What Are the Symptoms of Latex Allergies?
Natural rubber latex comes from the sap of the rubber tree and is in many products. When a person with a latex allergy comes into contact with one of these products, an allergic reaction can occur. Knowing the signs of an allergic reaction can help you recognize symptoms sooner and get help faster.
Types of reactions
The kinds of reactions to latex range from mild to severe and even life-threatening. The 3 types of reactions are:1
- IgE-mediated allergic reaction, also known as type 1
- Cell-mediated contact dermatitis, also called type 4
- Irritant contact dermatitis
An IgE-mediated allergic reaction (type 1) is the reaction most people think of when the term “latex allergy” is used. These reactions are immediate and can be severe and even life-threatening. People with this reaction must completely avoid latex. This includes breathing in latex particles and touching latex.1
Cell-mediated contact dermatitis (type 4) is skin inflammation. Unlike a type 1 reaction, this reaction is not life-threatening and is delayed. The reaction tends to happen 1 to 3 days after exposure to latex.
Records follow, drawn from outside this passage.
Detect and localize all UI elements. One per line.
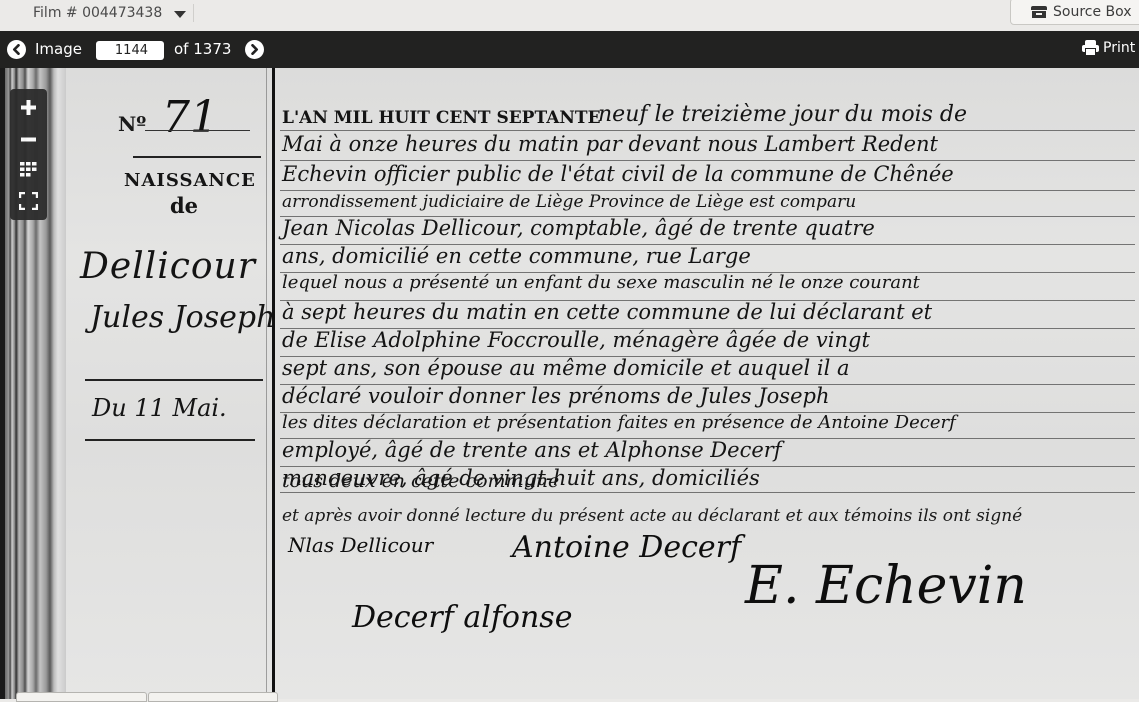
signature-father: Nlas Dellicour xyxy=(288,533,433,557)
image-viewer[interactable]: Nº 71 NAISSANCE de Dellicour Jules Josep… xyxy=(0,68,1139,699)
body-line: neuf le treizième jour du mois de xyxy=(598,102,967,127)
underline xyxy=(85,439,255,441)
ruled-line xyxy=(280,244,1135,245)
body-line: Jean Nicolas Dellicour, comptable, âgé d… xyxy=(282,216,875,240)
body-line: déclaré vouloir donner les prénoms de Ju… xyxy=(282,384,829,408)
signature-witness1: Antoine Decerf xyxy=(512,530,741,565)
zoom-controls xyxy=(10,89,47,220)
image-label: Image xyxy=(35,40,82,58)
chevron-left-icon xyxy=(11,44,22,55)
printer-icon xyxy=(1082,40,1099,56)
ruled-line xyxy=(280,466,1135,467)
body-line: ans, domicilié en cette commune, rue Lar… xyxy=(282,244,751,268)
film-number: Film # 004473438 xyxy=(33,5,162,21)
thumbnail-grid-button[interactable] xyxy=(10,155,47,185)
body-line: tous deux en cette commune xyxy=(282,470,559,492)
fullscreen-icon xyxy=(19,192,38,210)
image-number-input[interactable] xyxy=(96,41,164,60)
body-line: Mai à onze heures du matin par devant no… xyxy=(282,132,938,156)
underline xyxy=(145,130,250,131)
zoom-in-button[interactable] xyxy=(10,92,47,122)
body-line: employé, âgé de trente ans et Alphonse D… xyxy=(282,438,782,462)
zoom-out-button[interactable] xyxy=(10,124,47,154)
signature-witness2: Decerf alfonse xyxy=(352,600,572,635)
ruled-line xyxy=(280,300,1135,301)
margin-date: Du 11 Mai. xyxy=(92,394,227,422)
minus-icon xyxy=(21,132,36,147)
underline xyxy=(85,379,263,381)
ruled-line xyxy=(280,492,1135,493)
ruled-line xyxy=(280,216,1135,217)
record-number-label: Nº xyxy=(118,112,146,136)
record-number: 71 xyxy=(162,92,218,143)
ruled-line xyxy=(280,328,1135,329)
underline xyxy=(133,156,261,158)
ruled-line xyxy=(280,130,1135,131)
archive-box-icon xyxy=(1031,6,1047,18)
film-selector[interactable]: Film # 004473438 xyxy=(33,3,186,23)
fullscreen-button[interactable] xyxy=(10,186,47,216)
source-box-label: Source Box xyxy=(1053,4,1132,20)
total-images-label: of 1373 xyxy=(174,40,231,58)
margin-rule xyxy=(272,68,275,699)
image-toolbar: Image of 1373 Print xyxy=(0,31,1139,68)
closing-statement: et après avoir donné lecture du présent … xyxy=(282,506,1022,526)
margin-given-names: Jules Joseph xyxy=(90,300,275,335)
source-box-button[interactable]: Source Box xyxy=(1010,0,1139,25)
record-type-de: de xyxy=(170,193,198,218)
ruled-line xyxy=(280,272,1135,273)
body-line: à sept heures du matin en cette commune … xyxy=(282,300,932,324)
printed-heading: L'AN MIL HUIT CENT SEPTANTE xyxy=(282,108,601,128)
previous-image-button[interactable] xyxy=(7,40,26,59)
ruled-line xyxy=(280,412,1135,413)
record-type-heading: NAISSANCE xyxy=(124,170,256,191)
body-line: lequel nous a présenté un enfant du sexe… xyxy=(282,272,920,293)
bottom-tab[interactable] xyxy=(16,692,147,699)
body-line: de Elise Adolphine Foccroulle, ménagère … xyxy=(282,328,870,352)
ruled-line xyxy=(280,438,1135,439)
ruled-line xyxy=(280,160,1135,161)
ruled-line xyxy=(280,384,1135,385)
ruled-line xyxy=(280,190,1135,191)
grid-icon xyxy=(20,162,37,178)
body-line: Echevin officier public de l'état civil … xyxy=(282,162,954,186)
body-line: les dites déclaration et présentation fa… xyxy=(282,412,956,433)
chevron-down-icon xyxy=(174,11,186,18)
plus-icon xyxy=(21,100,36,115)
margin-rule xyxy=(266,68,267,699)
chevron-right-icon xyxy=(249,44,260,55)
margin-surname: Dellicour xyxy=(80,246,256,287)
body-line: sept ans, son épouse au même domicile et… xyxy=(282,356,850,380)
divider xyxy=(193,4,194,22)
ruled-line xyxy=(280,356,1135,357)
film-bar: Film # 004473438 Source Box xyxy=(0,0,1139,31)
signature-officer: E. Echevin xyxy=(745,556,1027,616)
bottom-tab[interactable] xyxy=(148,692,278,699)
print-label: Print xyxy=(1103,40,1135,56)
next-image-button[interactable] xyxy=(245,40,264,59)
print-button[interactable]: Print xyxy=(1082,40,1135,56)
body-line: arrondissement judiciaire de Liège Provi… xyxy=(282,192,856,212)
The irritation can spread to other areas of the body. The symptoms usually resolve on their own. Four out of 5 people who develop a type 1 latex allergy have a type 4 reaction first.1
Irritant contact dermatitis is a red, itchy rash that occurs where latex has touched the skin. It is the most common reaction to latex gloves. It looks like cell-mediated contact dermatitis but is not technically an allergy. It is caused by sweating inside gloves, contact with powders in the gloves, and frequent hand washing and hand sanitizer use in people who wear latex gloves. Symptoms usually appear 12 to 24 hours after contact.2
After contact with natural rubber latex products, early symptoms usually include hives, itching, redness, and swelling. Examples include:1
- Itchy or swollen lips after blowing up a balloon
- Sneezing, runny nose, and watery eyes after contact with a latex product
- Itchy, red, or swollen skin after using a latex bandage
- Swelling or itching of the mouth and tongue after going to a dentist who used latex gloves
- Itching or swelling after a medical exam if the doctor used latex gloves
- Itching or swelling after using condoms or a diaphragm
Signs of a severe reaction
Some people who are allergic to latex have more severe reactions. These symptoms may develop after direct contact or breathing in small latex particles from balloons or gloves. Symptoms of a more severe allergic reaction include hives and swelling combined with more symptoms such as:1
- Sneezing or runny nose
- Eye redness and swelling
- Trouble breathing, wheezing, or an asthma attack
Anaphylaxis can be life-threatening, and immediate medical attention is required. This usually means giving yourself (or asking someone else to give you) a dose of epinephrine through an auto-injector and calling 9-1-1. Symptoms of anaphylaxis include:3
- Trouble breathing
- Nausea or vomiting
- Rapid or weak pulse
- Loss of consciousness
Things to consider
Your allergic symptoms may change each time you come into contact with latex or latex-sensitive foods. Just because you had a mild reaction to 1 exposure does not mean you will have a mild reaction the next time.
That is why it is important to keep your prescription medicines for a latex allergy with you at all times. This includes at least 2 epinephrine auto-injectors if you have had a type 1 or type 4 reaction to latex in the past. People with irritant contact dermatitis do not generally need to carry epinephrine.